Polizeihubschrauber war vor Ort

Unterdessen werden weitere Details über die Nacht bekannt: Laut einem ORF-Bericht war bereits am Samstagabend ein Polizeihubschrauber am Grossglockner unterwegs. Ein Polizeisprecher erklärte, dass andere Bergsteiger gegen 20:15 Uhr Lichter am Grossglockner gemeldet hätten – offenbar die Taschenlampen des Paares. Über eine Webcam und Erhebungen vor Ort habe man "ermittelt, wer die zwei Personen sein könnten". Daraufhin habe man "unzählige Male versucht, die zwei Personen zu erreichen" – vergebens.
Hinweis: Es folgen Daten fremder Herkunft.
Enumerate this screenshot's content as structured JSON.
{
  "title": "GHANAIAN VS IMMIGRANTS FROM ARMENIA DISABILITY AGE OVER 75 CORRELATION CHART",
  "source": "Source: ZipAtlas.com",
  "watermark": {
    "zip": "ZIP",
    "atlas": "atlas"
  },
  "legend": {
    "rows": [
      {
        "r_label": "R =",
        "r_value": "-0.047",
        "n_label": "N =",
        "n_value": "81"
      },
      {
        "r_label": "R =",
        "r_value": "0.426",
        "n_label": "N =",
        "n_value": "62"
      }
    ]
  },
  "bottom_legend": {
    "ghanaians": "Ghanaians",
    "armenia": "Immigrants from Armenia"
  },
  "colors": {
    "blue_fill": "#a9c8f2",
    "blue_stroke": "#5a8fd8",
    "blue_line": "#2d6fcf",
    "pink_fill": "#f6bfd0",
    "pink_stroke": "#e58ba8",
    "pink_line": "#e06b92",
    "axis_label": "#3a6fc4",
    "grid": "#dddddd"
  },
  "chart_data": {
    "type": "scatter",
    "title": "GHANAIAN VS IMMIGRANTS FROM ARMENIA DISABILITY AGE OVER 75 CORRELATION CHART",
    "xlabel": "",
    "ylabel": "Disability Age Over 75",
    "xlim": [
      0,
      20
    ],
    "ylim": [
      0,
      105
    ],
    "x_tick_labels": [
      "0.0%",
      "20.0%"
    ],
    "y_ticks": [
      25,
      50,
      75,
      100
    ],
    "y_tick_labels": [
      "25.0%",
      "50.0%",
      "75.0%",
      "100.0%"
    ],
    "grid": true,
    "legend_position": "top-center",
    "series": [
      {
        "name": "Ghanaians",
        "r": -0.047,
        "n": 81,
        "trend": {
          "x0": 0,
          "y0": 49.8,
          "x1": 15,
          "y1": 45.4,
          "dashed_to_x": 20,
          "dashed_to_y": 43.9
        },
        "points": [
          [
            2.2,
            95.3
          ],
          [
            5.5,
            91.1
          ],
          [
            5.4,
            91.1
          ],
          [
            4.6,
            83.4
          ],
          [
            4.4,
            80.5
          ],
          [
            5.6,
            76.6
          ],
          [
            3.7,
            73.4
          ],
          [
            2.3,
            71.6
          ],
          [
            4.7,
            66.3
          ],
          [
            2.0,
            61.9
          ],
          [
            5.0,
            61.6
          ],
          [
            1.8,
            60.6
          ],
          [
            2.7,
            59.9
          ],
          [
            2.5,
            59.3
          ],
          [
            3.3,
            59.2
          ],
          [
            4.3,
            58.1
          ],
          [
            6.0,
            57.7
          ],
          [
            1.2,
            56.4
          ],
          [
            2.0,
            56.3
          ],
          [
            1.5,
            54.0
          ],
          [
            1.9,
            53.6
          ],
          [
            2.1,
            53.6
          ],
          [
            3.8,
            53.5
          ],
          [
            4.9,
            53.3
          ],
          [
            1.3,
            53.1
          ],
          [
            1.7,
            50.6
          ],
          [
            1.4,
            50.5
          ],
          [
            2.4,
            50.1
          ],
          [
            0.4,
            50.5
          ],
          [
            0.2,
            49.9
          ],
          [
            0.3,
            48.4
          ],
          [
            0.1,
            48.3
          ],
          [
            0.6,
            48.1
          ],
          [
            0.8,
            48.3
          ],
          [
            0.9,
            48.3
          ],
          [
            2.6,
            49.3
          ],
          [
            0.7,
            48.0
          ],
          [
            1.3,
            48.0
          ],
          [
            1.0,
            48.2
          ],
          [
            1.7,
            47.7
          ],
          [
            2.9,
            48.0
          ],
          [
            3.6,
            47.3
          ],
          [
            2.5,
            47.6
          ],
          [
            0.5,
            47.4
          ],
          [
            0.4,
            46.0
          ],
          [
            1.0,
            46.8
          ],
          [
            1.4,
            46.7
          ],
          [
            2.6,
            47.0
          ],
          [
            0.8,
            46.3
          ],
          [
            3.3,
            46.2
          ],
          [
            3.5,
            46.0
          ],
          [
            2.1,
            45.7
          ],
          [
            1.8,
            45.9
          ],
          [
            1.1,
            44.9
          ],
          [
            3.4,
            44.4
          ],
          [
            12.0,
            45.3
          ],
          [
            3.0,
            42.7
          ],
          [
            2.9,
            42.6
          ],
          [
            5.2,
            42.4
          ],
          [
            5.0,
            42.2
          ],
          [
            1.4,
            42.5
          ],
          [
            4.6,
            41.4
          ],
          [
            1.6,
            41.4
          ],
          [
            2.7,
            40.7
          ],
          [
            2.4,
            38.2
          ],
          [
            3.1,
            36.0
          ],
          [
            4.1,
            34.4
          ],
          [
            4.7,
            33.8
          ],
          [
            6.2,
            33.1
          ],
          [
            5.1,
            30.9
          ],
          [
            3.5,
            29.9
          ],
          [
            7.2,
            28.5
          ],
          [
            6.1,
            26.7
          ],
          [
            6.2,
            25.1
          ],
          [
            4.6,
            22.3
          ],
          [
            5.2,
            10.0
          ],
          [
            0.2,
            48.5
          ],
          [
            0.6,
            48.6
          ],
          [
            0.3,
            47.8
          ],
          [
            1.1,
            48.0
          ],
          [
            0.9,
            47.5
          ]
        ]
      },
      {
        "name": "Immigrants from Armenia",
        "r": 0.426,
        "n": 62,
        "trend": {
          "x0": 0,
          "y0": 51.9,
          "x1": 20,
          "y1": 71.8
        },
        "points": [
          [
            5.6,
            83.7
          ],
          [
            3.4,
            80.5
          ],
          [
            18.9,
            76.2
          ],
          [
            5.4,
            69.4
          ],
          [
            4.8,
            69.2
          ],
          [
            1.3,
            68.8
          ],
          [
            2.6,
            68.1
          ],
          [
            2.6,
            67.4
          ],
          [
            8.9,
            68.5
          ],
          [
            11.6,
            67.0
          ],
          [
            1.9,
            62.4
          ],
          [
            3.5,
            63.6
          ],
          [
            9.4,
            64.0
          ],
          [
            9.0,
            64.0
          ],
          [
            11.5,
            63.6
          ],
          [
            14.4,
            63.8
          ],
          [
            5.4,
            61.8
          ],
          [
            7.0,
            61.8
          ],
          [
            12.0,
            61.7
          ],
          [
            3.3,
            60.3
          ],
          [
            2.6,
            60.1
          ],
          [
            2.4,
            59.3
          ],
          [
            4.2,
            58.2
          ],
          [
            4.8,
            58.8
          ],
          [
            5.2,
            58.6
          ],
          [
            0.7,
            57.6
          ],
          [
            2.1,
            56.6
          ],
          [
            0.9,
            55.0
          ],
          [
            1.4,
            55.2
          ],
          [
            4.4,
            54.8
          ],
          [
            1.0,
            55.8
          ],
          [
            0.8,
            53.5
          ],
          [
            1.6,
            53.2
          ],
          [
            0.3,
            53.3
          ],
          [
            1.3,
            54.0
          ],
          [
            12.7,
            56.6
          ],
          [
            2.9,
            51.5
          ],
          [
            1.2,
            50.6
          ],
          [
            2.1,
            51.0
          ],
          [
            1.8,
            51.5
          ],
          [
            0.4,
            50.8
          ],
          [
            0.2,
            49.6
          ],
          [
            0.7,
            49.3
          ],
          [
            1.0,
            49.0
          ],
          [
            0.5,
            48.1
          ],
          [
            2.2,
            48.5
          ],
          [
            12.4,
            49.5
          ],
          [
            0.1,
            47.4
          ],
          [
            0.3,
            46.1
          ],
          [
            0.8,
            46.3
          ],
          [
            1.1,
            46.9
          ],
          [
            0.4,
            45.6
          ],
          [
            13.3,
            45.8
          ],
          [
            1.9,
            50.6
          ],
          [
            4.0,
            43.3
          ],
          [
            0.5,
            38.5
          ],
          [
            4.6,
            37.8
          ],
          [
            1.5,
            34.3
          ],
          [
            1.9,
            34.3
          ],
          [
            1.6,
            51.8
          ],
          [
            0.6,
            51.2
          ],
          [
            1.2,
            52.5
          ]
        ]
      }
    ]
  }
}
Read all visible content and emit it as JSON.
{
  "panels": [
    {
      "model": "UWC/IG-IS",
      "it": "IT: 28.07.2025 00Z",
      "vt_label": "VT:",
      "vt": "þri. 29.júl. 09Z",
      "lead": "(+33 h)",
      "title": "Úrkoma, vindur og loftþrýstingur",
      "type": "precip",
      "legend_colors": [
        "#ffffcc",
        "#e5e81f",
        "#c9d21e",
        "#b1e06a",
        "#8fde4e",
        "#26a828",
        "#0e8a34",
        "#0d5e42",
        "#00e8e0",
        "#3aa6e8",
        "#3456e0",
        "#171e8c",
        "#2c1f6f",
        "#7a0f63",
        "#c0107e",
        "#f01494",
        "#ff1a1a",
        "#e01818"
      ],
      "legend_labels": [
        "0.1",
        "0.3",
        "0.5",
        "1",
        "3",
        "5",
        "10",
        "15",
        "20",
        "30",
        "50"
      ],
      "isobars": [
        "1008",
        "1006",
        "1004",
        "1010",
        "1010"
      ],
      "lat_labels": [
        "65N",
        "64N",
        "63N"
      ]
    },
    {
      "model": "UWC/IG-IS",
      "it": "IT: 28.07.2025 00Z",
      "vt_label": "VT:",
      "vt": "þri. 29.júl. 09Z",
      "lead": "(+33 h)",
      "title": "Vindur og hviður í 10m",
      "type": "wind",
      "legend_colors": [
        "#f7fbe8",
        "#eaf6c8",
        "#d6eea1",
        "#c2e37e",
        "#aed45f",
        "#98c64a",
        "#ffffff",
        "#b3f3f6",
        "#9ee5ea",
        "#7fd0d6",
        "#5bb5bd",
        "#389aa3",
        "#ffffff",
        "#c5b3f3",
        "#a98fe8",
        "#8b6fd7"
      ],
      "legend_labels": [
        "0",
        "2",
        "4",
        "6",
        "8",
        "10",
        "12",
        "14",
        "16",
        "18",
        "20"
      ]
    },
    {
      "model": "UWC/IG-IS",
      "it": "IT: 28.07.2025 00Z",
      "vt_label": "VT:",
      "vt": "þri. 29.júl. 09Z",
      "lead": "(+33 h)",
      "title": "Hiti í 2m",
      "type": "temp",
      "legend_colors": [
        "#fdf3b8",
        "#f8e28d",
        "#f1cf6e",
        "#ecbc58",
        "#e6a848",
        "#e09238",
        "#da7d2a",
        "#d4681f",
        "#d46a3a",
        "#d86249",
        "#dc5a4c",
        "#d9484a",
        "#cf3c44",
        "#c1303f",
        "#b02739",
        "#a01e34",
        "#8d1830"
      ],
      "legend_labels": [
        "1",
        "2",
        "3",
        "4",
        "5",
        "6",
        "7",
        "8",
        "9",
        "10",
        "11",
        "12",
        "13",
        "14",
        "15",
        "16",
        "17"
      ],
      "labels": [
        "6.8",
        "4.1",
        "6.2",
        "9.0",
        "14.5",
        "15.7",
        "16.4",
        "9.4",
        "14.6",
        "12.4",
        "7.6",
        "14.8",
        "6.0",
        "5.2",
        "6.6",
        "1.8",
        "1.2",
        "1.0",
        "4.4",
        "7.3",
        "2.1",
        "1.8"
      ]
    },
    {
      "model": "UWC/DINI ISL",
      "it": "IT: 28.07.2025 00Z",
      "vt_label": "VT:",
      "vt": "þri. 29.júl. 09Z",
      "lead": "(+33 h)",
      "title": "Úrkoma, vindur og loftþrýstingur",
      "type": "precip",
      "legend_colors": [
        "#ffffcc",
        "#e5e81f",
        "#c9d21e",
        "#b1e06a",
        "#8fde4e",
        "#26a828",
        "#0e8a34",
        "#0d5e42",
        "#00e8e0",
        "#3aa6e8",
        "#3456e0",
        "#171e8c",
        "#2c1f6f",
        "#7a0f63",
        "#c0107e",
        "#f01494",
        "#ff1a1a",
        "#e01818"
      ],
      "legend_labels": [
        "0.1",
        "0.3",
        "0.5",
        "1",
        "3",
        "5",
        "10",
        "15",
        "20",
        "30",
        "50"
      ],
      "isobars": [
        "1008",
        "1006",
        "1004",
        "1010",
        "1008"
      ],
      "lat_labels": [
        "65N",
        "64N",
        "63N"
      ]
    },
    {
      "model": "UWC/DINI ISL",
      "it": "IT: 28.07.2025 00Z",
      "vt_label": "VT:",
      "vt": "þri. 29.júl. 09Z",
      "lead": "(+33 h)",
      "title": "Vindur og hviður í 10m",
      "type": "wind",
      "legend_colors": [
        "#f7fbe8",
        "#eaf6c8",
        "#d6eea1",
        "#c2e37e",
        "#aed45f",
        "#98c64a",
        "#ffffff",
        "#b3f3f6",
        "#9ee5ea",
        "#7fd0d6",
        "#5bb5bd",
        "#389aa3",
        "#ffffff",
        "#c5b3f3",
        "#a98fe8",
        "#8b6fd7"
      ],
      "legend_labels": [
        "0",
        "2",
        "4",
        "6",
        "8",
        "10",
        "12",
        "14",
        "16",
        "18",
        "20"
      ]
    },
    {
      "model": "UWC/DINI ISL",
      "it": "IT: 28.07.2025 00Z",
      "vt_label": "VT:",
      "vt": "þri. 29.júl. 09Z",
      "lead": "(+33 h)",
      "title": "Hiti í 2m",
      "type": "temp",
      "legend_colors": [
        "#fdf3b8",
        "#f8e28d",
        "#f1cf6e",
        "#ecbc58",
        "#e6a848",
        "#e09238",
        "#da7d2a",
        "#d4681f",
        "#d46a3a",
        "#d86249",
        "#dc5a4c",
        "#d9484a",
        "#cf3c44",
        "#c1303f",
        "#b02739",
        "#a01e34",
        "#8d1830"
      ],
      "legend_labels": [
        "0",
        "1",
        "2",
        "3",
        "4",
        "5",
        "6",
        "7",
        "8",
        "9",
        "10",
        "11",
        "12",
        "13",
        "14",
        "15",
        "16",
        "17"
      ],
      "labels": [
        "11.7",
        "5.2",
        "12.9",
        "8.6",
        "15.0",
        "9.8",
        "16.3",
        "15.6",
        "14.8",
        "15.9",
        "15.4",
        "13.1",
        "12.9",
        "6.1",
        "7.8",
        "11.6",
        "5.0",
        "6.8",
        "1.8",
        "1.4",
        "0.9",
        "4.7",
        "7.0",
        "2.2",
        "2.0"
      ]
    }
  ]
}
Gegen 22:00 Uhr habe die Polizei dann einen Hubschrauber angefordert, der eine halbe Stunde später vor Ort am Grossglockner war. Die beiden Personen hätten laut Polizei jedoch "nicht auf sich aufmerksam gemacht, sodass zu diesem Zeitpunkt davon ausgegangen werden konnte, dass keine alpine Notlage vorgelegen ist, weshalb der Hubschrauber weitergeflogen ist".

Hätten die beiden auf sich aufmerksam gemacht, wäre das Unglück dann nicht passiert? Der Ortsstellenleiter der Bergrettung Kals äussert sich vorsichtig: "Wir wissen es nicht", sagte er der "Allgäuer Zeitung". "Man muss ja auch erst eine Rettungsaktion starten. Das Absetzen einer Mannschaft vom Hubschrauber war aufgrund des starken Windes nicht möglich. Es hätte so oder so mehrere Stunden gedauert, um zu dem Paar zu kommen."

Handyempfang am Gipfel?

Auch eine weitere Frage drängt sich auf: Warum hatte der 36-Jährige nicht schon kurz vor dem Gipfel den Notruf gewählt, sondern war zur Adlersruhe abgestiegen? Laut Bergrettung gebe es am Gipfel Empfang. "Prinzipiell ist Handyempfang, aber es ist schwierig, wenn der Wind so brutal geht – es war orkanartiger Wind, es war super kalt, es war sicher eine extreme Ausnahmesituation für die zwei", erklärte ein Bergretter dem ORF. "Vielleicht ist das Handy ausgefallen, vielleicht hat es eine technische Schwierigkeit gegeben. Vielleicht haben es die Leute mit kalten Fingern nicht mehr richtig bedienen können. Das weiss man nicht, das muss ermittelt werden."

Zudem betonte der Bergretter, keine voreiligen Schlüsse zu ziehen. Der Körper und speziell das Gehirn funktioniere unter Kälte und Stress "nicht mehr so, wie es normal funktioniert".